The famous early method, Word2Vec (2013), learned them two ways: guess a word from its neighbors (CBOW), or guess the neighbors from a word (Skip-Gram). Do that across billions of words and the vectors sort themselves out. GloVe arrived two years later from a different angle — factorizing a giant word co-occurrence matrix — and landed in a remarkably similar place.

Word2Vec: CBOW predicts a word from its context; Skip-Gram does the reverse

Static vs. Contextual

Word2Vec and GloVe had one flaw: the word “bank” always got the same vector, river or vault. A little awkward.

Modern LLMs fixed it with contextual embeddings — “bank” in “river bank” and “bank” in “bank vault” now get different vectors. Context changes everything, and it’s a big reason transformers crushed the older approaches.

Contextual embeddings: "bank" gets a different vector per sentence

Why Embeddings Changed Everything

Before all this, computers used bag-of-words: count every word, 50,000 dimensions, 99% zeros, and zero actual understanding. Embeddings replaced that with something compact and meaningful — and suddenly a machine could tell that “the cat sat on the mat” and “the feline rested on the rug” mean the same thing.
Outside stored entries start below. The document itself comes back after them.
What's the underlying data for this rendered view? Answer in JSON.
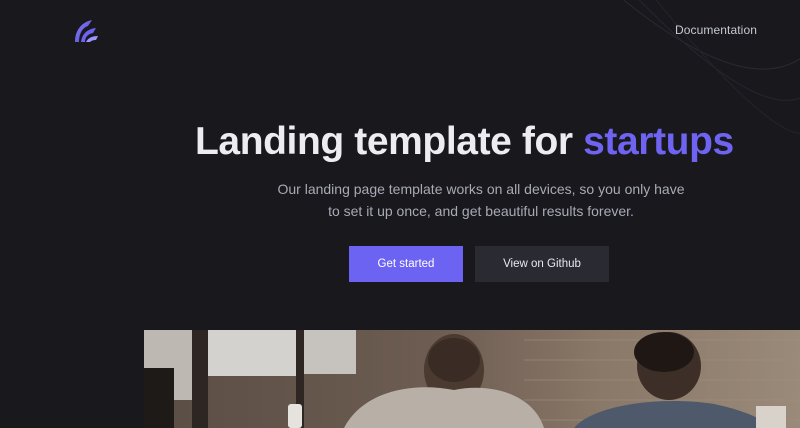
{
  "header": {
    "logo_icon": "brand-logo-icon",
    "nav": {
      "documentation_label": "Documentation"
    }
  },
  "hero": {
    "title_main": "Landing template for ",
    "title_accent": "startups",
    "subtitle_line1": "Our landing page template works on all devices, so you only have",
    "subtitle_line2": "to set it up once, and get beautiful results forever.",
    "primary_button": "Get started",
    "secondary_button": "View on Github"
  },
  "media": {
    "description_icon": "hero-photo-people-working"
  },
  "colors": {
    "background": "#18181d",
    "accent": "#6c63f2",
    "title": "#ececf1",
    "subtitle": "#a8aab6",
    "secondary_button": "#2a2b32"
  }
}
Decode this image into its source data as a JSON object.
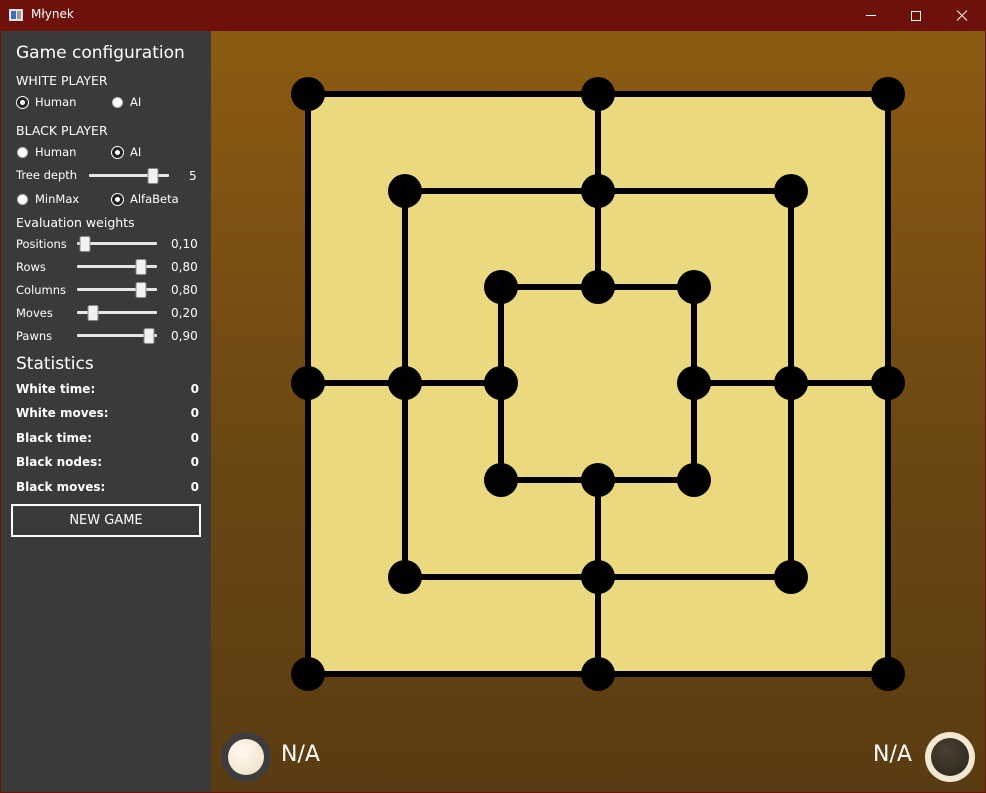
{
  "window": {
    "title": "Młynek"
  },
  "config": {
    "heading": "Game configuration",
    "white_player": {
      "label": "WHITE PLAYER",
      "options": [
        "Human",
        "AI"
      ],
      "selected": "Human"
    },
    "black_player": {
      "label": "BLACK PLAYER",
      "options": [
        "Human",
        "AI"
      ],
      "selected": "AI"
    },
    "tree_depth": {
      "label": "Tree depth",
      "value": "5",
      "level": 0.8
    },
    "algorithm": {
      "options": [
        "MinMax",
        "AlfaBeta"
      ],
      "selected": "AlfaBeta"
    },
    "weights": {
      "heading": "Evaluation weights",
      "items": [
        {
          "label": "Positions",
          "value": "0,10",
          "level": 0.1
        },
        {
          "label": "Rows",
          "value": "0,80",
          "level": 0.8
        },
        {
          "label": "Columns",
          "value": "0,80",
          "level": 0.8
        },
        {
          "label": "Moves",
          "value": "0,20",
          "level": 0.2
        },
        {
          "label": "Pawns",
          "value": "0,90",
          "level": 0.9
        }
      ]
    }
  },
  "statistics": {
    "heading": "Statistics",
    "items": [
      {
        "label": "White time:",
        "value": "0"
      },
      {
        "label": "White moves:",
        "value": "0"
      },
      {
        "label": "Black time:",
        "value": "0"
      },
      {
        "label": "Black nodes:",
        "value": "0"
      },
      {
        "label": "Black moves:",
        "value": "0"
      }
    ]
  },
  "new_game_label": "NEW GAME",
  "players": {
    "white_status": "N/A",
    "black_status": "N/A"
  },
  "colors": {
    "title_bar": "#6f110b",
    "sidebar": "#3a3a3a",
    "board_fill": "#ebd97f",
    "board_lines": "#000000"
  }
}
Bag-of-words vs. embeddings

Where Embeddings Show Up Everywhere

Embeddings are the hidden plumbing of modern AI. They power semantic search (Google, Perplexity), recommendations (YouTube, Netflix, Spotify), chatbot memory, duplicate detection (Stack Overflow’s “similar questions”), and document clustering. In every case the same trick: turn things into numbers where distance equals meaning.

What Comes Next

Embeddings give words meaning. But meaning sitting still isn’t enough — something has to read it, weigh it, and decide what matters.

Coming up: how attention lets models focus on what matters.

Quick Quiz 🧠

1. What’s the difference between a one-hot encoding and an embedding?

Answer: One-hot uses a huge vector that’s mostly zeros (one “hot” entry per word, no relationship between words). Embeddings use a dense, lower-dimensional vector whose values encode semantic meaning and relationships.

2. What does “contextual embedding” mean, and why is it better?

Answer: Each word gets a different vector depending on its surrounding context. “Bank” in “river bank” and “bank vault” produce different vectors — unlike static embeddings (Word2Vec, GloVe), which give every word one fixed vector.

3. Name two real-world applications of embeddings beyond chatbots.